If you’ve seen any of my previous blog posts (over at Kotan Code) then you’ll know that I’ve had quite a bit of experience with graph databases, graph database design, and more specifically, experience with Neo4j.
Lately I’ve been thinking about different ways to solve some storage problems and again graph databases came up. My problem with Neo4j is that out of the box (the free version), it doesn’t scale horizontally and none of the enterprise features are available. Worse, the enterprise version costs a lot of money… like Microsoft enterprise money.

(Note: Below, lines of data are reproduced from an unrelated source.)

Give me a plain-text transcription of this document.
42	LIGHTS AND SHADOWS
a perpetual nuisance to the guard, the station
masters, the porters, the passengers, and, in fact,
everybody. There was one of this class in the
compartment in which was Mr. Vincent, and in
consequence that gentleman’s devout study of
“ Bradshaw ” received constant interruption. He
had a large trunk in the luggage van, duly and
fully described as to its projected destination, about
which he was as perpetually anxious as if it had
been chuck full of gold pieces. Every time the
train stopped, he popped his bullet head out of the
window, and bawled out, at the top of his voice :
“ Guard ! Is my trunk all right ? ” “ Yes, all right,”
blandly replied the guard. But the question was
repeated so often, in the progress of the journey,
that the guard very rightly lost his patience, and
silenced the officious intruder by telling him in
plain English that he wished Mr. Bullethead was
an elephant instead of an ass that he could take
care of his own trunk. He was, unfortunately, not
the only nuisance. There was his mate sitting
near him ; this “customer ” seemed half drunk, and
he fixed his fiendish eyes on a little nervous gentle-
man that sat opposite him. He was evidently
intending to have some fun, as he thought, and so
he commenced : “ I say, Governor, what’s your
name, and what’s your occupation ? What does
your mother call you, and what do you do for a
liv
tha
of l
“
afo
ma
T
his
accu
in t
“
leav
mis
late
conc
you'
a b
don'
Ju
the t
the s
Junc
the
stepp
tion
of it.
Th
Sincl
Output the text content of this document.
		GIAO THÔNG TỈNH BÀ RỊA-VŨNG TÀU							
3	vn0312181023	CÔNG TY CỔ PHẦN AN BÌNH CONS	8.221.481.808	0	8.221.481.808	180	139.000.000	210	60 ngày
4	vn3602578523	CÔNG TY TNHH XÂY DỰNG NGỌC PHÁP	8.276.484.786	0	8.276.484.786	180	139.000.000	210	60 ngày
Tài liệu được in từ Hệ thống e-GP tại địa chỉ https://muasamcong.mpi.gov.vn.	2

So when I went looking I stumbled accidentally on this server I’d never heard of before, OrientDB. Apparently it’s pretty huge in the EU but has yet to take the US the way Neo4j has. What I found intriguing about OrientDB is that it claims to be the best of all worlds: a document-oriented database to rival MongoDB, and a graph-oriented database to rival Neo4j, without having to make any sacrifices to accomplish this feat.
I’m a natural born skeptic and so when someone makes a claim like this, I have to investigate. It’s been my experience that when something claims to be the best of all worlds, the reality is they end up being mediocre at many things, having spread themselves too thin. The software usually feels awkward because you can’t really tell what it wants to do best; it suffers from split personality syndrome.
So you can operate in full schema, no schema, and hybrid/mixed schema modes. I opted for mixed schema, where I can choose the areas of tight enforcement and the areas that are loosely enforced or not enforced at all.
With OrientDB, you get two root classes (oh yeah, it’s got OO concepts like classes and inheritance, too…): the Vertex and the Edge. Seems pretty simple so far. I decided to go for a test domain of Interactive Fiction (remember Zork?!) where you’re essentially modeling an interactive book as a state tree with transitions between caused by player/reader choices. Seemed ideal for a sample graph, so I created two classes that inherit from Vertex: State and Examinable.
I could use their web GUI that looks as crisp and easy to use as Neo4j’s web GUI to graphically click around creating vertices and edges but I decided to do it in SQL to see what it felt like.
Here I create a vertex of class State and set two properties (both of which I’ve indicated are mandatory in the schema):
create vertex State set shortDescription = ‘Foyer’,
longDescription = ‘You find yourself in the foyer. There is a door heading north.’
After I’ve created a couple of state vertices, I can now create an edge. The SQL syntax for this is remarkably simple:
create edge Direction from #12:2 to #12:3 set name=’north’
Now I want to create a new Examinable vertex and I want to use edges coming from the state to the examinable with a noun, to allow for commands like “examine light” or “examine lamp”:
create vertex Examinable set description = ‘This is a lamp’
create edge Look from #12:2 to #15:0 set noun=’light’
create edge Look from #12:2 to #15:0 set noun=’lamp’
So now in my hypothetical interactive fiction game engine, if I want to gather up the list of things that can be looked at from the current state, I can just use a query like the following:
select noun from (traverse out_Look from #12:2) where @class=”Look”
The traverse command does what you think — follows a link or edge in a given direction (in my case “out”). When you traverse, one of the fields included in the traversal is the class of the edge traveled, exposed as the @class field.
So now let’s assume someone enters “examine lamp” either by typing it or, if they’re on a mobile device, maybe they used a radial menu where the nouns were populated with my previous query. To get the description of the light, I need to traverse out on the “Look” edge, filter my results where the noun is “lamp”, and then grab the description from that. The query looks like this:
select description from (
traverse in from (
select * from (traverse out_Look from #12:2) where noun=’lamp’
)) where @class=’Examinable’
So this looks a little awkward, especially when compared to the ASCII art elegant of some Cypher queries I’ve written for Neo4j. But it’s still somewhat easy to follow if you work outward from the inside query.
First, I grab everything from traversing the “Look” outbound edges that have the noun of “lamp”. Then, I traverse the in link from that (edges have an out and an in, the trick is figuring out which to use when) which will get me the examinable vertex I want. I have to filter to include just the examinable vertices because in any OrientDB traversal, the origin/root node is always included so I have to skim that back off the top when I’m done in order to get the description I want.
Overall I’m impressed with OrientDB and its performance metrics look pretty amazing, either on par with or better than Neo4j. I am using the SQL syntax but I’ve only had a few hours of exposure so I’m betting the above query could be refactored into something more elegant by people who know more idiomatic ways of doing things.
I’m definitely going to continue looking into OrientDB as an alternative to Neo4j, especially given the control over schema enforcement, the object inheritance model that translates directly to binding to Java POJOs using the OrientDB API (OrientDB is written in Java), and obviously the price.